In a recent publication in the Journal of the American Medical Association, Johan Lundberg, MD, PhD, of the Centre for Psychiatry Research at Karolinska Institute’s Department of Clinical Neuroscience, and colleagues sought to assess the burden of TRD in a large, population-wide cohort in an area with universal healthcare by incorporating data from both healthcare categories (psychiatric and nonpsychiatric) and, further, to create a prognostic model for clinical use.

This population-based observational cohort study involved data from the Stockholm MDD Cohort for MDD episodes between 2010 and 2017 that justified predefined criteria for TRD (three or more consecutive antidepressant treatments). The data analysis was conducted from August 2020 to May 2022.

In this cohort, researchers identified 158,169 unipolar MDD episodes among 145,577 individuals between January 2012 and December 2017, which included 64.7% women with an average age of 42 years. From this initial cohort, 12,793 episodes (11%) were deemed eligible for consideration as TRD.

The primary outcomes were psychiatric and nonpsychiatric comorbid conditions, antidepressant treatments, healthcare-resource utilization, lost workdays, all-cause mortality, intentional self-harm, and TRD in the prognostic model.

The results revealed that the average time from the initiation of an MDD episode to TRD was 552 days. Additionally, of all the treatment steps, selective serotonin reuptake inhibitors were the most common class of antidepressant treatment. At some point prior to initiation of the third pharmacologic antidepressant treatment, 5,907 patients (46.2%) received psychotherapy.

Other data indicated that TRD episodes had more inpatient bed-days when compared with matched non-TRD episodes (average, 3.9 days; 95% CI, 3.6-4.1 vs. 1.3 days; 95% CI, 1.2-1.4) and more lost workdays (average, 132.3 days; 95% CI, 129.5-135.1 vs. 58.7 days; 95% CI, 56.8-60.6) 12 months after the index date.

Among TRD episodes, more commonly occurring comorbid conditions in TRD episodes included anxiety, stress, sleep disorder, and substance-use disorder. Intentional self-harm occurred four times more commonly in TRD episodes.

The all-cause mortality rate for patients with MDD with TRD episodes was reported as 10.7/1,000 person-years at risk, compared with 8.7/1,000 person-years at risk for patients with MDD without TRD episodes (hazard ratio, 1.23; 95% CI, 1.07-1.41).

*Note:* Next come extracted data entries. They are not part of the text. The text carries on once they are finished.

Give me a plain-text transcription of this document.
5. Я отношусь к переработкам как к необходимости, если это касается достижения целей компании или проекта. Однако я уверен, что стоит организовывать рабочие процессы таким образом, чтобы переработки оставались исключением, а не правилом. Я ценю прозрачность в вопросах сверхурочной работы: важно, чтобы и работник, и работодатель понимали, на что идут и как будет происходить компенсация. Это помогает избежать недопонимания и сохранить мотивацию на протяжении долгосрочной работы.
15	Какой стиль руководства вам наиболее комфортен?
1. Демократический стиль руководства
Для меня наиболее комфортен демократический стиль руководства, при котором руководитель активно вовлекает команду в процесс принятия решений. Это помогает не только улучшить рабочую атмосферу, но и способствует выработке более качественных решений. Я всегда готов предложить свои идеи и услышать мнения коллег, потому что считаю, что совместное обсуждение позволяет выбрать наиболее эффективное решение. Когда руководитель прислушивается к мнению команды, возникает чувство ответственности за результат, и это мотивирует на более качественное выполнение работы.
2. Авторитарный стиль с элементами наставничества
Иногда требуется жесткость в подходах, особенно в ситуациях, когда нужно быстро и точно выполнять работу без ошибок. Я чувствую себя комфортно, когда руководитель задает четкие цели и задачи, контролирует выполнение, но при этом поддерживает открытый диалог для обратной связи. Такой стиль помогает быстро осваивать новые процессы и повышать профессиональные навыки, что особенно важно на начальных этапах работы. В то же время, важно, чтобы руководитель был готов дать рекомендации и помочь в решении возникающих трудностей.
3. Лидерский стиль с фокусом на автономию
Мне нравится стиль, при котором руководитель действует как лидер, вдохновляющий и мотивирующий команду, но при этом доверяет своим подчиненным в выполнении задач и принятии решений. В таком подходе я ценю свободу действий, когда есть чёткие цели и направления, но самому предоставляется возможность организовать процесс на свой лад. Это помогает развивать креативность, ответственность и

The average time from the beginning of the first antidepressant treatment to the initiation of the second and from the beginning of the second antidepressant treatment to the start of the third was 165 and 197 days, respectively.

According to the researchers, the severity of MDD defined utilizing the self-rating Montgomery-Åsberg Depression Rating Scale at the time of MDD diagnosis was observed to be the most significant prognostic factor for TRD (C index = .69).

The authors indicated that their findings demonstrate TRD was correlated with a more significant disease burden with regard to utilization of healthcare resources, absences from work, intentional self-harm, and mortality and that these results are not explained by MDD duration. The authors also noted that the long duration from MDD diagnosis until TRD indicates that clinicians could enhance their alignment to recommendations of judicious follow-up of patient symptoms.

The authors concluded, “Our finding that the risk of subsequent TRD can be assessed by severity could help clinicians identify at first MDD diagnosis the patients in need of closer follow-up.”